Image source: awesomelyluvvie.com

The Quarter Life Crisis

Cartoon 'Now What' about The Quarter Life Crisis - HeadStuff.org
Image source: awesomelyluvvie.com

With colleges becoming increasingly expensive and the flaws in the system shining ever bright; on top of also slaving away during the night, working jobs you hate to keep your head tipping just above the water, it’s easy for the mind to become clogged, and to forget what it is we’re doing or why we’re doing it.

 

There’s a growing phenomenon amongst twenty-somethings; a crisis emerging that’s becoming more obvious every day. Young Irish students and youths just don’t seem to be satisfied or happy in their college lives or in the direction they’re heading. We seem to be so focused on getting a place in college – any place – that we’ve started forfeiting our hopes and dreams to secure one. And thus we have a predicament which seems unique to our generation of post-apocalyptic Celtic Tiger survivors, a quarter-life crisis.

 

We make choices that we believe will make us money, satisfy our well-intentioned families, impress our peers and impress ourselves. It seems in today’s climate, achieving our dreams isn’t something we can afford to spend time concentrating on. So what’s the result? Masses and masses of young people, draining themselves of energy to get that degree to secure that job; only to find that when they get there – if they get there – they’re blooming miserable.

 

So you’ve done everything ‘right’, you’ve got the course you studied for or you’ve achieved the degree or made it into the better paying job, but you’ve found yourself slipping in and out of excruciating bouts of inertia and self loathing, engulfed and swallowed down the slimy throat of working life in a cannibalistic society that is ruthlessly willing to resort to any measures to survive, just as you are. Whatever you’re doing right now, wherever you are in your life presently, can you see yourself still doing it, still being there in thirty, forty years time?

Advertisement

 

Wouldn’t it make more sense that a society of happy people would achieve more of a positive impact or produce more creative ideas and solutions than a society of melancholic robots churning out money at the cost of their sanity?

 

A couple of years ago I was travelling down this exact path.

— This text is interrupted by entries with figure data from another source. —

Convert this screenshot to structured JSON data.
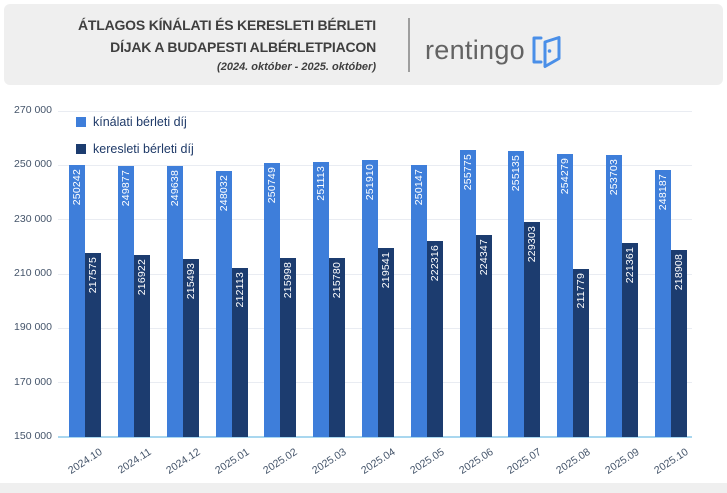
{
  "header": {
    "title_line1": "ÁTLAGOS KÍNÁLATI ÉS KERESLETI BÉRLETI",
    "title_line2": "DÍJAK A BUDAPESTI ALBÉRLETPIACON",
    "subtitle": "(2024. október - 2025. október)",
    "brand": "rentingo"
  },
  "colors": {
    "offer_blue": "#3e7eda",
    "demand_navy": "#1c3c6f",
    "baseline_blue": "#a9d7ef",
    "gridline_gray": "#e9ecf2",
    "axis_text": "#44546a",
    "header_gray": "#efefef",
    "logo_icon_blue": "#4a8fe8"
  },
  "chart_data": {
    "type": "bar",
    "title": "Átlagos kínálati és keresleti bérleti díjak a budapesti albérletpiacon",
    "categories": [
      "2024.10",
      "2024.11",
      "2024.12",
      "2025.01",
      "2025.02",
      "2025.03",
      "2025.04",
      "2025.05",
      "2025.06",
      "2025.07",
      "2025.08",
      "2025.09",
      "2025.10"
    ],
    "series": [
      {
        "name": "kínálati bérleti díj",
        "color": "#3e7eda",
        "values": [
          250242,
          249877,
          249638,
          248032,
          250749,
          251113,
          251910,
          250147,
          255775,
          255135,
          254279,
          253703,
          248187
        ]
      },
      {
        "name": "keresleti bérleti díj",
        "color": "#1c3c6f",
        "values": [
          217575,
          216922,
          215493,
          212113,
          215998,
          215780,
          219541,
          222316,
          224347,
          229303,
          211779,
          221361,
          218908
        ]
      }
    ],
    "xlabel": "",
    "ylabel": "",
    "ylim": [
      150000,
      270000
    ],
    "ytick_step": 20000,
    "ytick_labels": [
      "270 000",
      "250 000",
      "230 000",
      "210 000",
      "190 000",
      "170 000",
      "150 000"
    ],
    "grid": true,
    "legend_position": "top-left",
    "value_labels": "inside-top-vertical"
  }
}
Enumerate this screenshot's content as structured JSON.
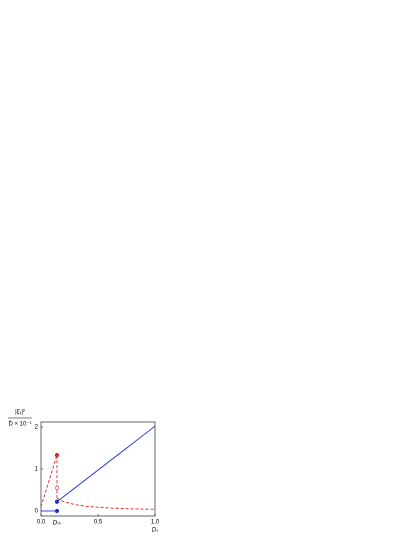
{
  "chart_data": {
    "type": "line",
    "y_label_top": "|ξ̄₁|²",
    "y_label_bottom": "D̄ × 10⁻¹",
    "x_label": "Dₛ",
    "annotation": "Dₜₕ",
    "annotation_x": 0.14,
    "xlim": [
      0,
      1.0
    ],
    "xticks": [
      {
        "value": 0,
        "label": "0.0"
      },
      0.5,
      {
        "value": 1,
        "label": "1.0"
      }
    ],
    "ylim": [
      -0.12,
      2.12
    ],
    "yticks": [
      0,
      1,
      2
    ],
    "series": [
      {
        "color": "#2233cc",
        "dashed": false,
        "x": [
          0,
          0.14
        ],
        "values": [
          0,
          0
        ]
      },
      {
        "color": "#2233cc",
        "dashed": false,
        "x": [
          0.14,
          1.0
        ],
        "values": [
          0.22,
          2.02
        ]
      },
      {
        "color": "#dd2222",
        "dashed": true,
        "x": [
          0,
          0.14
        ],
        "values": [
          0.1,
          1.33
        ]
      },
      {
        "color": "#dd2222",
        "dashed": true,
        "x": [
          0.14,
          0.14
        ],
        "values": [
          1.33,
          0.25
        ]
      },
      {
        "color": "#dd2222",
        "dashed": true,
        "x": [
          0.14,
          0.2,
          0.3,
          0.4,
          0.5,
          0.6,
          0.8,
          1.0
        ],
        "values": [
          0.3,
          0.22,
          0.15,
          0.11,
          0.09,
          0.07,
          0.05,
          0.04
        ]
      }
    ],
    "points": [
      {
        "color": "#dd2222",
        "filled": true,
        "x": 0.14,
        "value": 1.33
      },
      {
        "color": "#dd2222",
        "filled": false,
        "x": 0.14,
        "value": 0.55
      },
      {
        "color": "#2233cc",
        "filled": true,
        "x": 0.14,
        "value": 0
      },
      {
        "color": "#2233cc",
        "filled": true,
        "x": 0.14,
        "value": 0.22
      }
    ]
  }
}
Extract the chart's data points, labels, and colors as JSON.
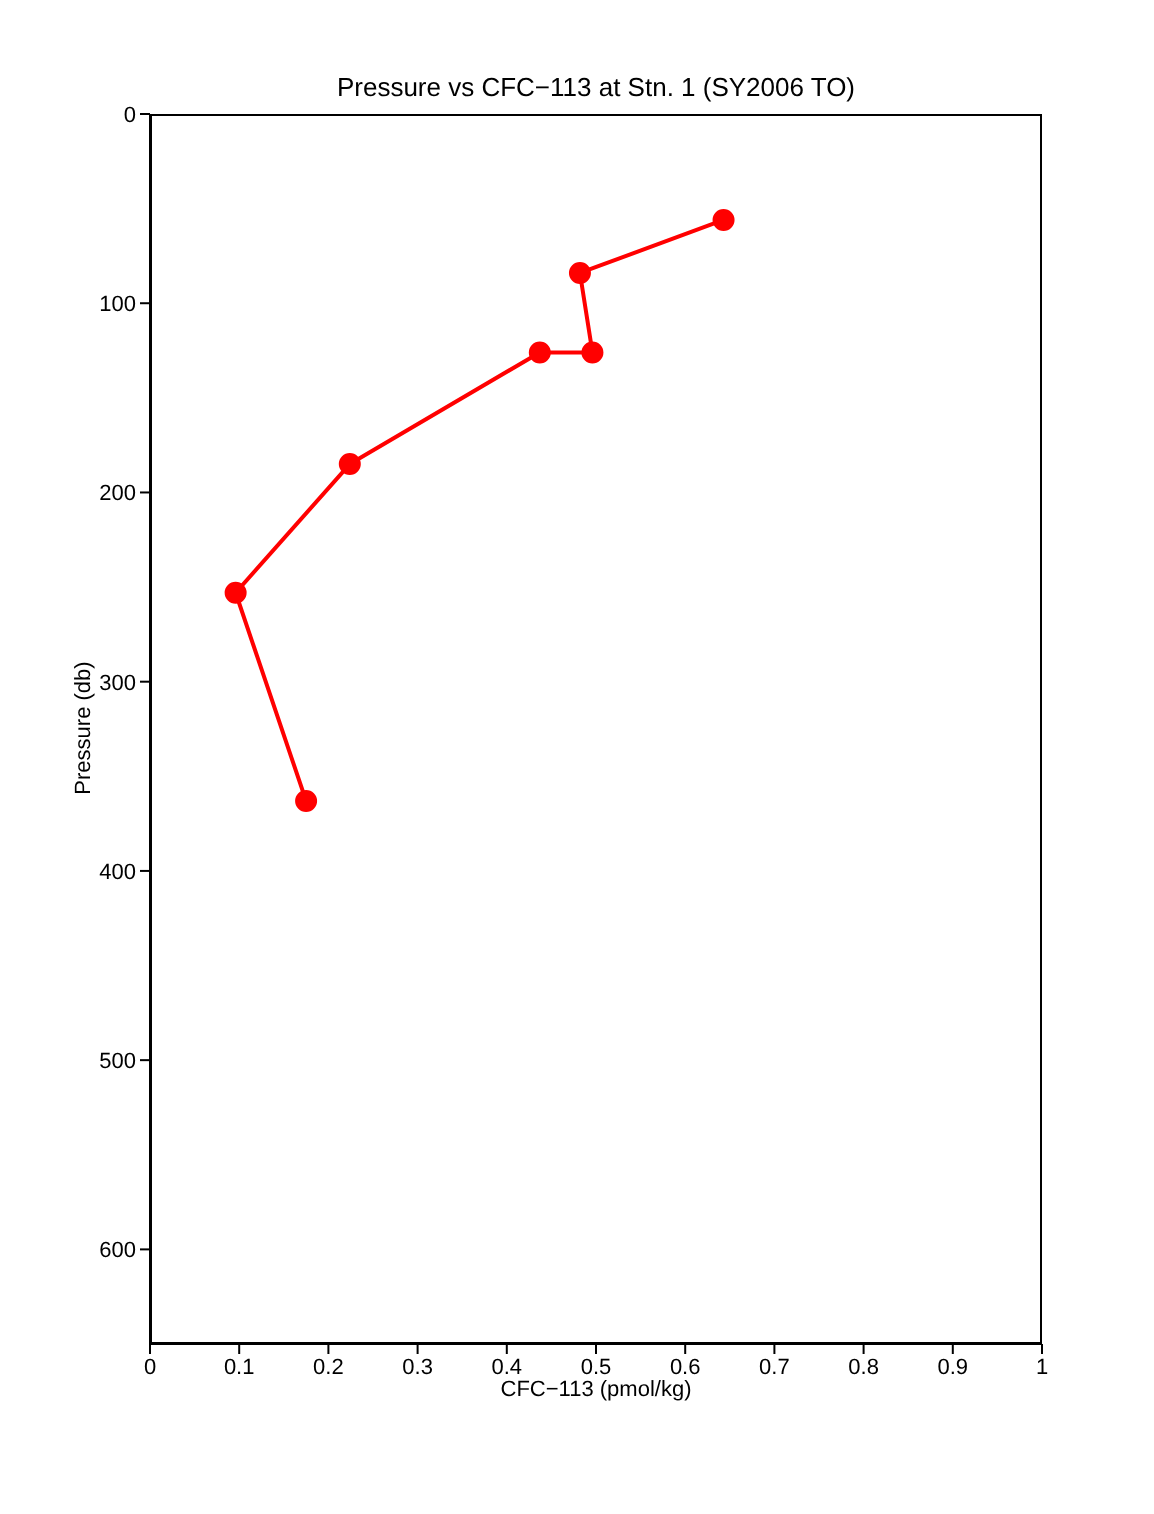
{
  "chart_data": {
    "type": "line",
    "title": "Pressure vs CFC−113 at Stn. 1 (SY2006 TO)",
    "xlabel": "CFC−113 (pmol/kg)",
    "ylabel": "Pressure (db)",
    "series": [
      {
        "color": "#ff0000",
        "x": [
          0.643,
          0.482,
          0.496,
          0.437,
          0.224,
          0.096,
          0.175
        ],
        "values": [
          56,
          84,
          126,
          126,
          185,
          253,
          363
        ]
      }
    ],
    "xlim": [
      0,
      1
    ],
    "xticks": [
      0,
      0.1,
      0.2,
      0.3,
      0.4,
      0.5,
      0.6,
      0.7,
      0.8,
      0.9,
      1
    ],
    "ylim": [
      650,
      0
    ],
    "yticks": [
      0,
      100,
      200,
      300,
      400,
      500,
      600
    ],
    "grid": false,
    "marker": "circle",
    "line_style": "solid"
  }
}
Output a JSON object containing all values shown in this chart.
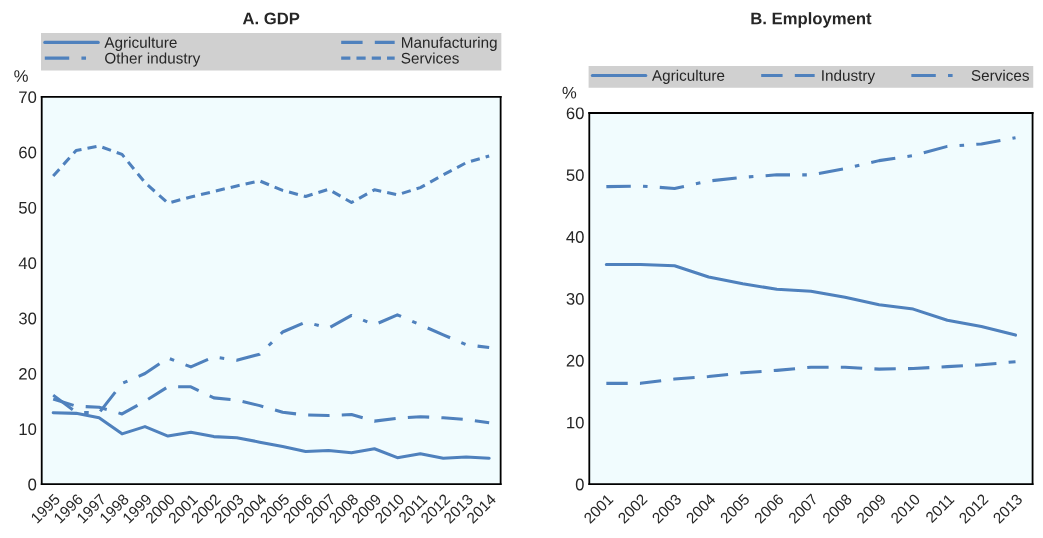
{
  "chart_data": [
    {
      "type": "line",
      "title": "A. GDP",
      "ylabel": "%",
      "categories": [
        "1995",
        "1996",
        "1997",
        "1998",
        "1999",
        "2000",
        "2001",
        "2002",
        "2003",
        "2004",
        "2005",
        "2006",
        "2007",
        "2008",
        "2009",
        "2010",
        "2011",
        "2012",
        "2013",
        "2014"
      ],
      "ylim": [
        0,
        70
      ],
      "yticks": [
        0,
        10,
        20,
        30,
        40,
        50,
        60,
        70
      ],
      "legend": "top",
      "series": [
        {
          "name": "Agriculture",
          "color": "#4f81bd",
          "line_style": "solid",
          "values": [
            12.9,
            12.8,
            12.0,
            9.1,
            10.4,
            8.7,
            9.4,
            8.6,
            8.4,
            7.6,
            6.8,
            5.9,
            6.1,
            5.7,
            6.4,
            4.8,
            5.5,
            4.7,
            4.9,
            4.7
          ]
        },
        {
          "name": "Manufacturing",
          "color": "#4f81bd",
          "line_style": "dashed",
          "values": [
            15.4,
            14.1,
            13.9,
            12.7,
            15.0,
            17.6,
            17.6,
            15.6,
            15.2,
            14.2,
            13.0,
            12.5,
            12.4,
            12.6,
            11.4,
            11.9,
            12.2,
            12.0,
            11.7,
            11.1
          ]
        },
        {
          "name": "Other industry",
          "color": "#4f81bd",
          "line_style": "dashdot",
          "values": [
            16.1,
            13.0,
            12.9,
            18.2,
            20.0,
            22.8,
            21.2,
            23.0,
            22.4,
            23.5,
            27.5,
            29.3,
            28.2,
            30.5,
            28.8,
            30.6,
            28.8,
            27.0,
            25.2,
            24.7
          ]
        },
        {
          "name": "Services",
          "color": "#4f81bd",
          "line_style": "dotted",
          "values": [
            55.7,
            60.3,
            61.1,
            59.6,
            54.5,
            50.8,
            51.9,
            52.9,
            53.9,
            54.8,
            53.1,
            52.0,
            53.3,
            50.9,
            53.2,
            52.3,
            53.6,
            55.9,
            58.1,
            59.3
          ]
        }
      ]
    },
    {
      "type": "line",
      "title": "B. Employment",
      "ylabel": "%",
      "categories": [
        "2001",
        "2002",
        "2003",
        "2004",
        "2005",
        "2006",
        "2007",
        "2008",
        "2009",
        "2010",
        "2011",
        "2012",
        "2013"
      ],
      "ylim": [
        0,
        60
      ],
      "yticks": [
        0,
        10,
        20,
        30,
        40,
        50,
        60
      ],
      "legend": "top",
      "series": [
        {
          "name": "Agriculture",
          "color": "#4f81bd",
          "line_style": "solid",
          "values": [
            35.5,
            35.5,
            35.3,
            33.5,
            32.4,
            31.5,
            31.2,
            30.2,
            29.0,
            28.3,
            26.5,
            25.5,
            24.1
          ]
        },
        {
          "name": "Industry",
          "color": "#4f81bd",
          "line_style": "dashed",
          "values": [
            16.3,
            16.3,
            17.0,
            17.4,
            18.0,
            18.4,
            18.9,
            18.9,
            18.6,
            18.7,
            19.0,
            19.3,
            19.8
          ]
        },
        {
          "name": "Services",
          "color": "#4f81bd",
          "line_style": "dashdot",
          "values": [
            48.1,
            48.2,
            47.8,
            49.0,
            49.6,
            50.0,
            50.0,
            51.0,
            52.3,
            53.1,
            54.6,
            55.0,
            56.0
          ]
        }
      ]
    }
  ]
}
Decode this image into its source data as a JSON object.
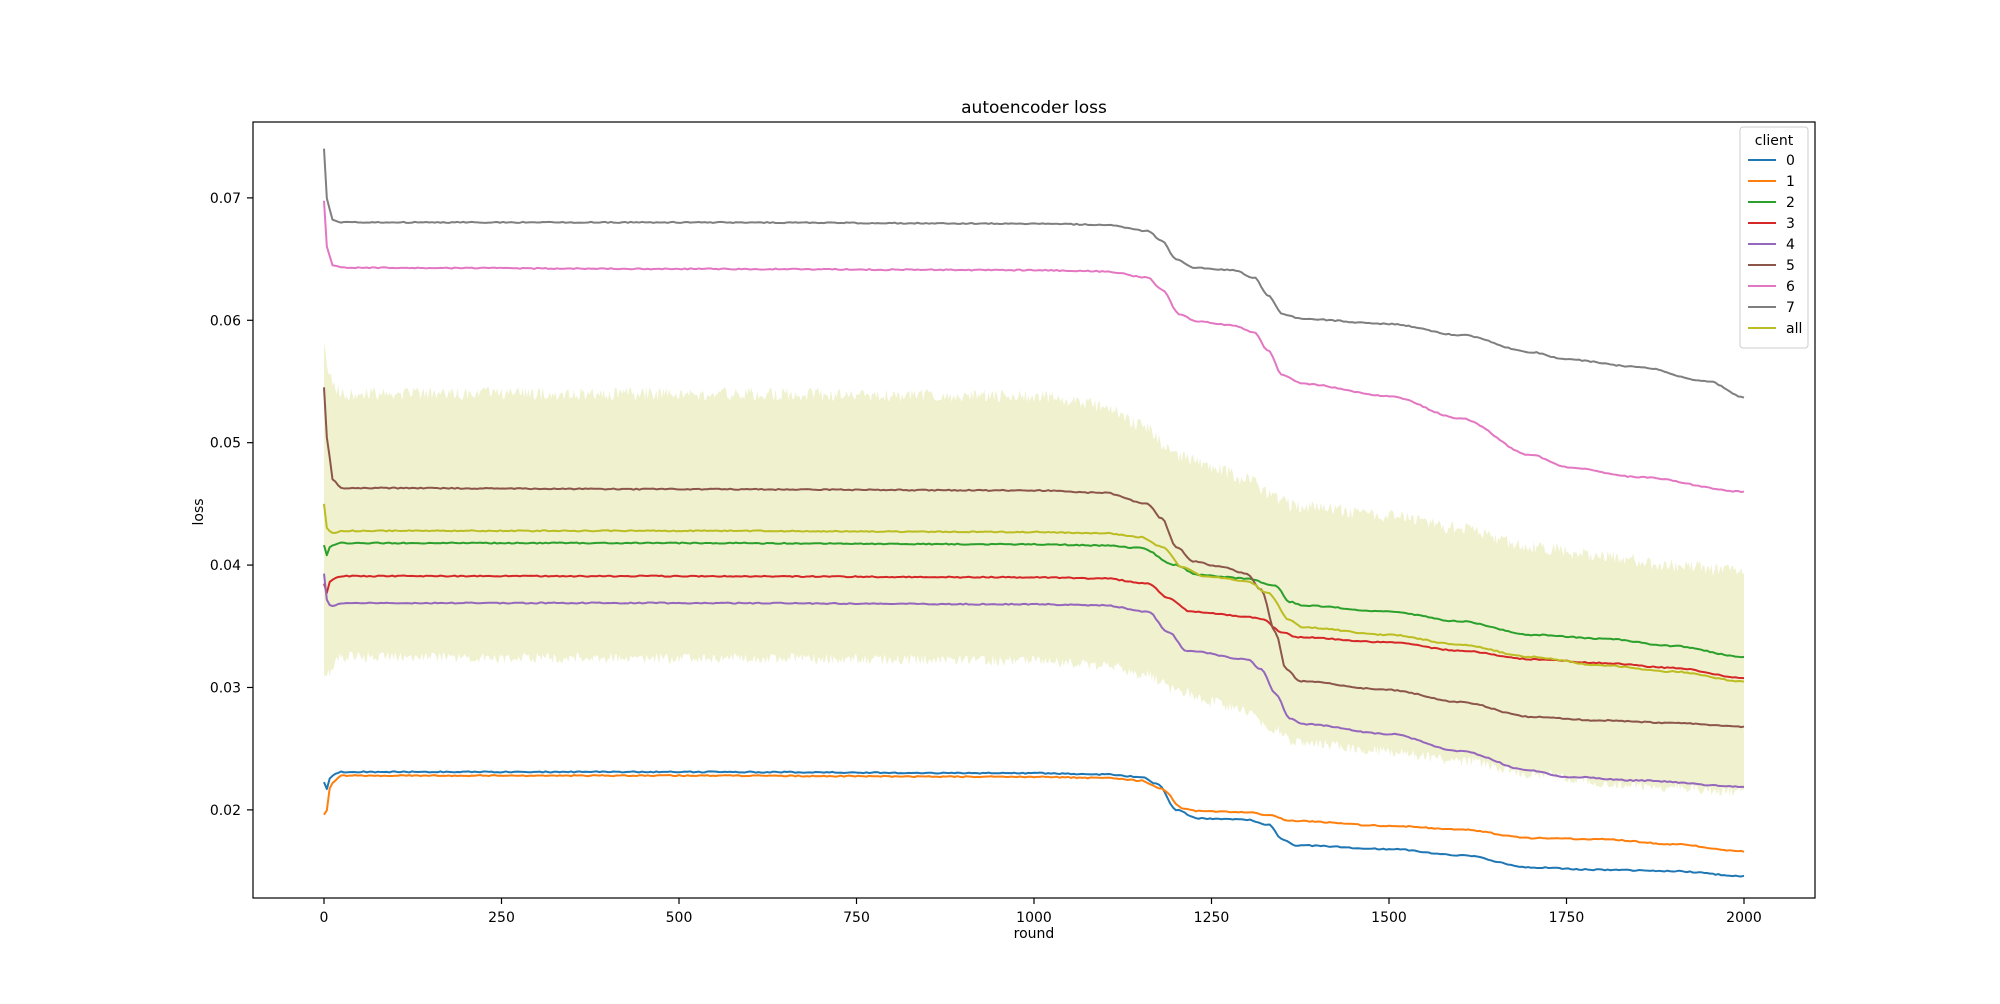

I jumped into a course which I didn’t research or, to be honest, I didn’t really care about in the hopes that some magic spark would set off inside me and I’d somehow, by the grace of God, end up in any kind of paying job, not really thinking too much about what that job would be. But a couple of months and half-hearted assignments later I was back sitting at home not knowing what to do or what route to take.

 

Something inside me was nagging at me; I knew I had a purpose, something I was supposed to be doing somewhere. I had a huge zest for life tangled inside me not knowing which direction to shoot in. I needed to stop, I needed to listen to myself.

 

And so began my year on the dole. My year of experimentation and my year of re-enacting the movie ‘Yes Man’. I followed my gut without restriction and I accepted every invitation. I faced the humiliation of the dole queue for one year and lived off pennies; experienced social stigma and inferiority. I succumbed to my fears and let go of the safety net of college and the race to success.

 

It has been to date, the best decision I’ve ever made.

 

When you start using your heart and your tummy as a compass, you don’t just have lots of fun and make lots of (awful, AWFUL) mistakes; you remember things about yourself buried deep under the layers of debris left over from the inevitable collateral damages we all suffer during the trials and tribulations of adolescent and post-adolescent life.

 

As I had no responsibilities to speak of and all the time in the world cupped in my hands, my adventures led me back to places and things I’ve always loved. I rediscovered talents I’d let fade into obscurity and past-passions I let gather dust.

 

So when Lauren’s Big-Year-Of-Fun-And-Questionable-Decisions had to come to an end, I was mentally more energised and in tune with myself. For the first time in my life I didn’t feel pent up and restless and like a weary pensioner.

 

I made the choice to go back to college and chose a course that made my tummy do a little flutter, rather than the a course that looked favourable to my wilted bank account. I chose something intellectually nourishing – to me – and which supported what I was doing every day in my free time anyway – writing.

 

I’m now in my 2nd year of the only academic pursuit I’ve ever flourished in; I make time for writing as a hobby and I volunteer tutoring kids on how to write and feed what they’re already good at. I’m not earning a whole lot of money yet and it took a lot of tears and failures but my happiness and deep well-being has made me more productive in society than I ever would have been with a degree with no heart behind it.

 

My nugget of unsolicited advice to anybody lost and sinking further into a horrifying brain-clog crisis is this: follow relentlessly any obsession, love or passion that’s been with you like a best friend as far back as you remember. Make sacrifices, push yourself to your absolute limits until they break, fail, work hard and sweat; do only what makes your heart feel full and relieved. After happiness, abundance and money will find it’s way and follow you. An interesting and more flavoursome life will reward you with all the wealth you could ever dream of.